これは、今年の夏3日だけセットされたスライダーで、壮絶な競争だったチケット争奪戦を勝ち抜いた人だけが滑れたもの。どのくらい壮絶だったかというと、発売時間の1時間以上前に専用ウェブサイトへ行くと、すでに5000人くらい並んでいて、とは言ってもウェブサイトなのでブラウザーが自動察知し勝手に受付してくれるもの。しかも受付順番はランダムだから、私が受付したときには既に5000人受付済みだったけど、私の順番は5001番というわけではなく、それは登録が開始されてみないと分からないというシステムになっていた。

私の受付番号は4327番で、順番が回ってくるまでに1時間以上掛かるだろう知らされていたけど、結局、順番は回ってこなかった。ラッキーにも友人の受付が145番だったので、そっちでチケットをゲット!

この写真の一番高いところが出発地点で、ここに着くと前から3人一組でどんどん滑っていく。私や私の前後の人はたまたまみんな2人連れで、自分の友人と一緒に滑りたがった。そのとき係員の人はこう言った。「ここはマンハッタン。わがまま言わないで、前からどんどん滑ってくれよー、人も多いし時間もないんだぜ」。

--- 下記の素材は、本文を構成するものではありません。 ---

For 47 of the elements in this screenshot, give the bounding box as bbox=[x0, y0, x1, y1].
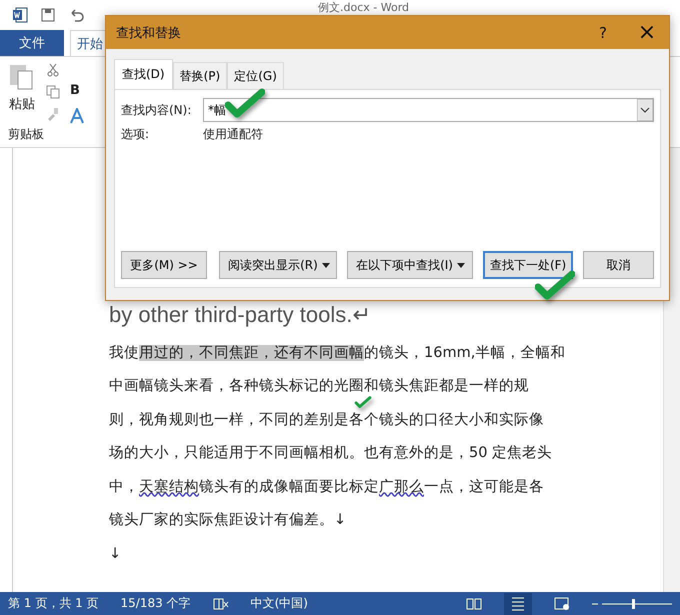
document-line: 场的大小，只能适用于不同画幅相机。也有意外的是，50 定焦老头 bbox=[109, 444, 552, 462]
dialog-button[interactable]: 查找下一处(F) bbox=[483, 251, 574, 279]
file-tab[interactable]: 文件 bbox=[0, 30, 64, 56]
word-logo-icon[interactable] bbox=[12, 7, 28, 23]
word-count[interactable]: 15/183 个字 bbox=[120, 595, 191, 612]
find-combo-box[interactable]: *幅 bbox=[203, 98, 654, 122]
proofing-icon[interactable] bbox=[212, 596, 229, 610]
document-line: ↓ bbox=[109, 544, 122, 563]
window-title: 例文.docx - Word bbox=[318, 1, 410, 14]
document-line: 则，视角规则也一样，不同的差别是各个镜头的口径大小和实际像 bbox=[109, 410, 544, 429]
dialog-button[interactable]: 在以下项中查找(I) bbox=[347, 251, 474, 279]
options-label: 选项: bbox=[121, 126, 150, 143]
document-line: 镜头厂家的实际焦距设计有偏差。↓ bbox=[109, 511, 346, 530]
dialog-tab[interactable]: 查找(D) bbox=[114, 59, 173, 89]
text-effects-icon[interactable] bbox=[70, 108, 84, 124]
caret-icon bbox=[322, 262, 330, 268]
web-layout-icon[interactable] bbox=[554, 596, 570, 610]
document-line: 我使用过的，不同焦距，还有不同画幅的镜头，16mm,半幅，全幅和 bbox=[109, 344, 566, 362]
find-field[interactable]: *幅 bbox=[204, 102, 637, 118]
check-mark-icon bbox=[225, 88, 265, 120]
bold-button[interactable]: B bbox=[70, 83, 84, 98]
check-mark-icon bbox=[352, 396, 374, 409]
help-button[interactable]: ? bbox=[581, 16, 625, 49]
dropdown-button[interactable] bbox=[637, 99, 653, 121]
scissors-icon[interactable] bbox=[46, 63, 60, 77]
dialog-button[interactable]: 取消 bbox=[583, 251, 654, 279]
page-count[interactable]: 第 1 页，共 1 页 bbox=[8, 595, 99, 612]
print-layout-icon[interactable] bbox=[504, 592, 532, 614]
dialog-title: 查找和替换 bbox=[116, 24, 181, 42]
options-value: 使用通配符 bbox=[203, 126, 263, 143]
dialog-tab[interactable]: 替换(P) bbox=[172, 62, 228, 89]
dialog-tab[interactable]: 定位(G) bbox=[227, 62, 284, 89]
dialog-button[interactable]: 阅读突出显示(R) bbox=[219, 251, 338, 279]
document-line: 中，天塞结构镜头有的成像幅面要比标定广那么一点，这可能是各 bbox=[109, 478, 544, 496]
find-label: 查找内容(N): bbox=[121, 102, 192, 118]
check-mark-icon bbox=[535, 270, 575, 302]
document-line: 中画幅镜头来看，各种镜头标记的光圈和镜头焦距都是一样的规 bbox=[109, 377, 529, 396]
save-icon[interactable] bbox=[40, 7, 56, 23]
copy-icon[interactable] bbox=[46, 85, 60, 99]
language-status[interactable]: 中文(中国) bbox=[250, 595, 308, 612]
caret-icon bbox=[456, 262, 465, 268]
read-mode-icon[interactable] bbox=[466, 596, 482, 610]
close-button[interactable]: × bbox=[625, 16, 669, 49]
paste-button[interactable]: 粘贴 bbox=[9, 95, 35, 113]
document-text: by other third-party tools.↵ bbox=[109, 302, 370, 328]
dialog-button[interactable]: 更多(M) >> bbox=[121, 251, 208, 279]
clipboard-group-label: 剪贴板 bbox=[8, 126, 44, 143]
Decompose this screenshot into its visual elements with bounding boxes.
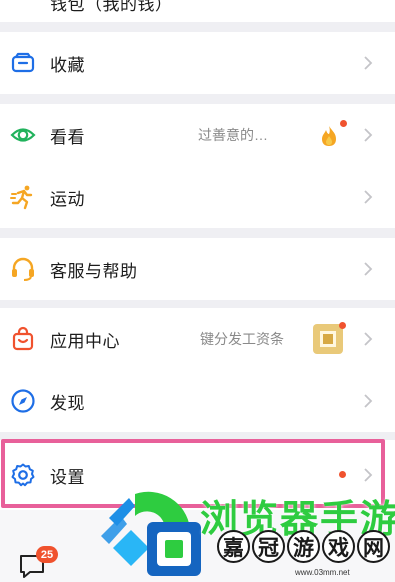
chevron-right-icon — [364, 56, 373, 70]
bottom-nav — [0, 510, 395, 582]
running-icon — [10, 184, 36, 210]
menu-item-label: 客服与帮助 — [50, 261, 138, 281]
notification-dot — [340, 120, 347, 127]
menu-item-wallet[interactable]: 钱包（我的钱） — [0, 0, 395, 22]
menu-item-label: 收藏 — [50, 55, 85, 75]
menu-item-label: 发现 — [50, 393, 85, 413]
shopping-bag-icon — [10, 326, 36, 352]
menu-item-discover[interactable]: 发现 — [0, 370, 395, 432]
menu-item-app-center[interactable]: 应用中心 键分发工资条 — [0, 308, 395, 370]
headset-icon — [10, 256, 36, 282]
fire-icon — [318, 124, 340, 148]
menu-item-service-help[interactable]: 客服与帮助 — [0, 238, 395, 300]
menu-item-subtitle: 键分发工资条 — [200, 331, 284, 347]
chevron-right-icon — [364, 190, 373, 204]
menu-item-sport[interactable]: 运动 — [0, 166, 395, 228]
notification-dot — [339, 322, 346, 329]
menu-item-label: 运动 — [50, 189, 85, 209]
chevron-right-icon — [364, 128, 373, 142]
chevron-right-icon — [364, 468, 373, 482]
notification-dot — [339, 471, 346, 478]
chevron-right-icon — [364, 394, 373, 408]
menu-item-settings[interactable]: 设置 — [0, 440, 395, 510]
menu-item-favorites[interactable]: 收藏 — [0, 32, 395, 94]
eye-icon — [10, 122, 36, 148]
folder-icon — [10, 50, 36, 76]
menu-item-subtitle: 过善意的… — [198, 127, 268, 143]
menu-item-label: 看看 — [50, 127, 85, 147]
menu-item-label: 设置 — [50, 467, 85, 487]
menu-item-label: 应用中心 — [50, 331, 120, 351]
chevron-right-icon — [364, 332, 373, 346]
compass-icon — [10, 388, 36, 414]
mini-program-icon — [313, 324, 343, 354]
message-badge: 25 — [36, 546, 58, 563]
menu-item-watch[interactable]: 看看 过善意的… — [0, 104, 395, 166]
gear-icon — [10, 462, 36, 488]
chevron-right-icon — [364, 262, 373, 276]
menu-item-label: 钱包（我的钱） — [50, 0, 173, 14]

私たちニューヨーカーはこれを言われるとすぐに従ってしまう。「ここはマンハッタン」というセリフに弱いんだなあ。

Wednesday, August 12, 2015

長編の企画書できました

ここ一ヶ月ほどかけてゆっくり仕上げた長編の企画書が完成。よかったー、なんとか間にあった。

Saturday, August 8, 2015

ショートの企画書アップ!

1週間前から書き始めたショートフィルムの企画書完成!なんとか期限に間に合って提出完了。

書く作業を始めたのは1週間前だけど、使った妄想は過去5年前くらいのものも含まれることになった。ちょっとアイディア詰め込み過ぎたかも。。ショートはピタッとフィニッシュにいつも苦労する。。